Einzelne der oben genannten Merkmale eines durch LRS/Legasthenie belasteten Fremdspracherwerbs kommen auch bei Kindern ohne LRS im Verlauf des Englischlernens vorübergehend vor. Bei lese-rechtschreibschwachen Kindern liegen im Unterschied dazu mehrere dieser Merkmale gleichzeitig und trotz intensiven Übens in der Regel dauerhaft vor.

Zur Kompensation der typischen Lernprobleme im Englischen wurden in der Regensburger Lerntherapeutischen Praxis die folgenden Strategien und Materialien entwickelt und erprobt. Von dem Modell „Nachhilfe“, sofern sie sich als reine Nachbereitung des schulischen Unterrichts versteht, unterscheidet sich dieses Vorgehen nicht hinsichtlich des Zieles „Lernerfolg“, sondern vielmehr hinsichtlich professioneller Skepsis bezüglich des Umfangs und der Tiefe notwendiger Maßnahmen. Anders ausgedrückt: Vielfach sind die Englischprobleme der Schülerinnen und Schüler mit LRS/Legasthenie, umfassender, als dass die bloße Orientierung am aktuellen Schulstoff hinreichend wäre.

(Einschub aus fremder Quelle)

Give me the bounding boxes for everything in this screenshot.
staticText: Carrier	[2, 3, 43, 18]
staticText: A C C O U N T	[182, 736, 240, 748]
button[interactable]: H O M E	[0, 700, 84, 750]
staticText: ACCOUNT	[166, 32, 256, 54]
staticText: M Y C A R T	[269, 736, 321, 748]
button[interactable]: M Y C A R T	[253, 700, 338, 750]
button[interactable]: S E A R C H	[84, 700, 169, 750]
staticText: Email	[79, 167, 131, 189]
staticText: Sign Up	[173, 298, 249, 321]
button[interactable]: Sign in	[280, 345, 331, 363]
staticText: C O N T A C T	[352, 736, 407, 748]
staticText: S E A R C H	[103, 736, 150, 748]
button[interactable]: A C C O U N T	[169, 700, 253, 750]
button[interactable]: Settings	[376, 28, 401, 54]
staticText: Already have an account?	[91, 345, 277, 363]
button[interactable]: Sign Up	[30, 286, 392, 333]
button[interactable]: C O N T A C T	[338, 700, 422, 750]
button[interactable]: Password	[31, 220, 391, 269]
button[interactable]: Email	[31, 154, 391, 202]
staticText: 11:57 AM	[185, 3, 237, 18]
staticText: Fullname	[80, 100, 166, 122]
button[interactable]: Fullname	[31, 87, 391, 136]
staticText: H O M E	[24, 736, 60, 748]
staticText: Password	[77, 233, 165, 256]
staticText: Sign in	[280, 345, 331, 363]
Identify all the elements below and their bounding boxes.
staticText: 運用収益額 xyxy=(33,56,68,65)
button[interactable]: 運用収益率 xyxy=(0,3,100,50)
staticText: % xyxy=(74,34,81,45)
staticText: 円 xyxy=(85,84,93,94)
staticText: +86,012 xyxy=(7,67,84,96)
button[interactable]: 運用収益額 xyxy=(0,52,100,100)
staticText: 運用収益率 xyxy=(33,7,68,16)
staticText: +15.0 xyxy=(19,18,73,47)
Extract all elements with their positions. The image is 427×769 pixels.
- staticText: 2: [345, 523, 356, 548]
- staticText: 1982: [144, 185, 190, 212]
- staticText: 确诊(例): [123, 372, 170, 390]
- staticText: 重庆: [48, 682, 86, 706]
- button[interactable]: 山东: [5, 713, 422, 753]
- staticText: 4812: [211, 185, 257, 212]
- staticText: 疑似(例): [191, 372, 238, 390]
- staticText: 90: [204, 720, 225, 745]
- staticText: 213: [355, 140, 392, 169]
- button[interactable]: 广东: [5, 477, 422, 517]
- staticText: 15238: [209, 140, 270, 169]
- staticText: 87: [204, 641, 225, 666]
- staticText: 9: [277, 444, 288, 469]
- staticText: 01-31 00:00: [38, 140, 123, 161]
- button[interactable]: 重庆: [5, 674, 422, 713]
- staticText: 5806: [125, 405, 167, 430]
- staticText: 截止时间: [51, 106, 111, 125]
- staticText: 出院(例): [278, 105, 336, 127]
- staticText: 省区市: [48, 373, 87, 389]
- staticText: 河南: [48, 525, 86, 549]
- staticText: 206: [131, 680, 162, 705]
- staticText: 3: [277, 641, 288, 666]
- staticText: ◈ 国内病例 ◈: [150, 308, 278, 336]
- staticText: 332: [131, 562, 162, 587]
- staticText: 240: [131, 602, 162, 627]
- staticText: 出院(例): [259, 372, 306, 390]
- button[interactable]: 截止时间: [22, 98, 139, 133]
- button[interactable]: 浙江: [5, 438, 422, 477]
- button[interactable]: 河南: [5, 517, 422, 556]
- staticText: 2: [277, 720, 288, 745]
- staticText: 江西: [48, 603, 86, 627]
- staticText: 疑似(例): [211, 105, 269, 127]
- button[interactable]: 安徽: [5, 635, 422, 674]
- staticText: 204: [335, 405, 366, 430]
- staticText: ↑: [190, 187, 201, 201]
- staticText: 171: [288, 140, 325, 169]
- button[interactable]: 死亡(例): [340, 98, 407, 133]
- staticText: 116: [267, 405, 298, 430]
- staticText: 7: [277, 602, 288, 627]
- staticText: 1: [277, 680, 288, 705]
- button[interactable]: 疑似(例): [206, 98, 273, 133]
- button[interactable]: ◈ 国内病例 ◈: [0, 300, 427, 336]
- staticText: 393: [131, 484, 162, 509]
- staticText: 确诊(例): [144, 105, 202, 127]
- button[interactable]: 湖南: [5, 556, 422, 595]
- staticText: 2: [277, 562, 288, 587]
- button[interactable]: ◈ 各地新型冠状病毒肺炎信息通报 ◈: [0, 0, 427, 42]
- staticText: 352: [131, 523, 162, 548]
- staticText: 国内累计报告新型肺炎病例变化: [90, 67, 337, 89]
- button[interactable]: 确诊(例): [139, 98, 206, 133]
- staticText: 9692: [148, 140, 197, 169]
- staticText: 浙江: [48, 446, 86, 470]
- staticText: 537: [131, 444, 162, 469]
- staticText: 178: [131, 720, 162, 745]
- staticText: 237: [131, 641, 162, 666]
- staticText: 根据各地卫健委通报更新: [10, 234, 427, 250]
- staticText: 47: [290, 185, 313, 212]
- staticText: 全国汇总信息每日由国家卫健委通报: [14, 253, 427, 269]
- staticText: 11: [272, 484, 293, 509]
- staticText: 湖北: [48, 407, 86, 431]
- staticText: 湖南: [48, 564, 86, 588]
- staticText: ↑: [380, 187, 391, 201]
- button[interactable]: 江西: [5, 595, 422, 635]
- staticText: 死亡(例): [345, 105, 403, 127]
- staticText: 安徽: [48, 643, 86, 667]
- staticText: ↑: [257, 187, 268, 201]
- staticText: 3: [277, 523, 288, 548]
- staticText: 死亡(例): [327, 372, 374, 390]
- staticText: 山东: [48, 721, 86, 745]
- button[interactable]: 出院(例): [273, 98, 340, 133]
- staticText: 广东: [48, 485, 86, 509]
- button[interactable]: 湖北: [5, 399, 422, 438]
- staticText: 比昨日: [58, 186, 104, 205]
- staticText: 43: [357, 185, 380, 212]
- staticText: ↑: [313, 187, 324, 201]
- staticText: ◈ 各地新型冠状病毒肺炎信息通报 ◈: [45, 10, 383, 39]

Eine gründliche Bestandsaufnahme zu Beginn der Lernförderung gibt Hinweise auf Umfang und Tiefe notwendiger Maßnahmen.

Förderdiagnostik

Zunächst steht auch bei Englischproblemen eine qualitative Diagnostik der individuellen Stärken und Schwächen am Anfang der Förderung. Die Auswertung der folgenden Quellen ergibt das Gesamtbild des Standes der individuellen Kompetenz:

  • Tests/Schulaufgaben/Schriftproben aus dem laufenden Unterricht
  • Ein informeller Lesetest, der anhand von Texten aus dem verwendeten Schulbuch durchgeführt wird; das kann ggf. ein Text aus der vorherigen/einer früheren Jahrgangsstufe sein

Um einen Einblick in Lücken im Lernstoff der bisherigen Schulzeit zu gewinnen, wird etwa ab dem letzten Drittel des ersten Lernjahres der Test Basiskompetenzen Englisch I eingesetzt. Er gibt Auskunft über den Stand des Schülers/der Schülerin in wesentlichen grundlegenden Bereichen:

  1. Stärken und Schwächen in der Grammatik
  • Wortstellung in englischen Sätzen
  • Bildung von Aussage- und Fragesatz
  • Bildung der folgenden Zeiten im Englischen: Simple Present, Present Progressive, Simple Past

      2. Kenntnis grundlegender englischer Vokabeln

  • Aussprache der Englischvokabeln
  • Lücken im Wortschatz in der Lernrichtung Englisch-Deutsch
  • Lücken im Wortschatz in der Lernrichtung Deutsch-Englisch

       3. Rechtschreibung im Englischen

Kompensatorische Englischförderung

Auf der Grundlage des Gesamtbildes der Diagnostik kann der Förderplan erstellt werden. Die Förderung arbeitet in der Regel nicht isoliert auf einem Gebiet, also z.B. nur an der Grammatik, am Wortschatz oder am Rechtschreiben, sondern integriert Maßnahmen aus den oben genannten Teilbereichen.